Midwinter Reminder: It’s Not Just Ice Fishing Season

As someone who spends countless hours on the water every year, I’ll be the first to admit that I have somewhat of a one-track mind when it comes to fishing. And as a result, I’m completely guilty of forgetting how fortunate we are in the northern part of the state when it comes to outdoor recreational opportunities, especially after the snow flies.

My normal thought process is this: Open-water season ends as the ramps freeze; prepare for ice season while waiting for safe ice; hard-water season arrives; hard-water season ends as the ice deteriorates; and prepare for open-water season while waiting for open water.

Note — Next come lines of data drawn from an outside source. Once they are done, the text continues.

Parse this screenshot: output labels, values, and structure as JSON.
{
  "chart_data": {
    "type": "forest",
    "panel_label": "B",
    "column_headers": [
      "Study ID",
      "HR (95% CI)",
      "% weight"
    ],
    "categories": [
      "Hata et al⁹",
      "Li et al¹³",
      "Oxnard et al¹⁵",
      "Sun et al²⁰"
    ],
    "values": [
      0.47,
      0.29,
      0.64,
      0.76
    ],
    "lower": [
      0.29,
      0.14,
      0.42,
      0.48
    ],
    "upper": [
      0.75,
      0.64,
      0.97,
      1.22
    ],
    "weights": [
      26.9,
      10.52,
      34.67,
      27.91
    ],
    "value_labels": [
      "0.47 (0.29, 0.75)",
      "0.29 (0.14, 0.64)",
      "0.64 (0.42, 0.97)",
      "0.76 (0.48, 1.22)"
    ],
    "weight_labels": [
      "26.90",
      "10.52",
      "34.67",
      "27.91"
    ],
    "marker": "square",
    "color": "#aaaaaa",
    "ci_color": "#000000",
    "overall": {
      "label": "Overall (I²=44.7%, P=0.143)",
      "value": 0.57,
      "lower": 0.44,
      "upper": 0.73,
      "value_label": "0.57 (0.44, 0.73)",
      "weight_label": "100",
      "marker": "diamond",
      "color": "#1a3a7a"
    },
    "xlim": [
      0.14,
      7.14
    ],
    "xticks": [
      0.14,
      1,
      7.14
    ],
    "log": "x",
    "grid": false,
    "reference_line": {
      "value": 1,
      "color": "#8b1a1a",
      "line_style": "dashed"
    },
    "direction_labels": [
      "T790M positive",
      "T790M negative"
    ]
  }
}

I do realize that not everyone in Minnesota fishes, and even less fish the ice season (although after recently finishing up the 23rd Saint Paul Ice Fishing Show, I sometimes wonder). So do the non-fishermen either spend winter indoors and complain about winter, or go someplace warm and giggle at those left here to suffer in their winter dungeons? My ice fishing travels from lake to lake and the tracks in the snow have been telling me otherwise.

It’s no secret that with long winters, ample snowfall, and thousands of miles of groomed trails, that northern Minnesota is a popular snowmobiling destination. Anyone who drives the highway before a snowy winter weekend can’t help but notice the trailers of snow machines heading north. Additionally, the beauty and remoteness of the Superior National Forest—and the hills in and around the Laurentian Divide—provide beautiful and challenging opportunities for cross-country skiers with nearly 300 miles of maintained ski trails, even including some lighted trails for night skiing. I think most people realize that these winter activities are pretty popular up north, but several other lesser-known winter gems exist that you may not be as familiar with.

If you’re like me, when you think of snowshoes, you think of those giant wood and rawhide monstrosities that you would see worn by an Alaskan trapper from years gone by. Well, snowshoes have evolved quite a bit, and are now constructed of lighter, yet durable materials, which allow more compact variations, but excellent flotation. Hunters, backpackers, hikers, runners, and other fitness enthusiasts often turn to snowshoes in the winter months for necessity, convenience or simply variety in enjoying the winter outdoors. There are 5.5 million people in the U.S. alone who participate in snowshoeing. (All Wildlife Management Areas in Minnesota are open for snowshoeing in the winter months.)

No doubt camping is a traditional summer activity in Minnesota, but how about winter camping? Those last two words still make shiver whenever I hear them. I spend plenty of time standing, walking, kneeling, and sitting on the ice and snow all winter long, but sleeping on them? Brrrrrrr. You may be surprised to know that there are many individuals who look forward to this winter endeavor. On a more serious note, spending the night in the elements here in winter is not something to be taken lightly. Temperatures of 30 degrees below zero with wind chills of 50 below or more are dangerous realities, so some caution, preparation and education is required.

Sound interesting? Early in February, a one-day, seven-hour workshop will be presented at Tettegouche State Park, which will cover everything you need to know about getting started with winter camping. If you’re not familiar with the Park, it’s located about 60 miles up the North Shore of Lake Superior near Silver Bay. If you choose, you can even spend the night outdoors after the workshop using your newly acquired knowledge. Pre-registration is required; bug dope is not. Kurt Mead is the contact at the park for registration or more information.

I think it’s safe to say that most people, at least in our state, know what dogsledding is. Most probably envision a polar ice cap backdrop, transgressed by arctic explorers sporting huge frost-covered beards that would make any Duck Dynasty star proud. Truth be told, dogsledding in my part of the state is pretty common, with mushers often seen working out their dog teams with sleds as the weather cools, even before the snow flies, shaping them up for the forthcoming season. Dogsled outfitters are numerous, and offering short one-hour trips to multiday excursions, with either traditional lodging or camping.

The bottom line is that there is a lot to do in a winter up north, if you’re willing to get a little ambitious. We didn’t even touch on skijoring, winter birding, fat biking, winter kayaking or other lesser-known activities. My initial thought on these alternatives to ice fishing was: Maybe I should try one of these and take a break from fishing. Then I got to thinking about all those remote, out-of-reach lakes that I’d love to fish that can’t be accessed with a snow machine or a quad, and simply too far to hike to and fish in a day. Now armed with snowshoes, dogsleds, and winter camping, the fish don’t stand a chance.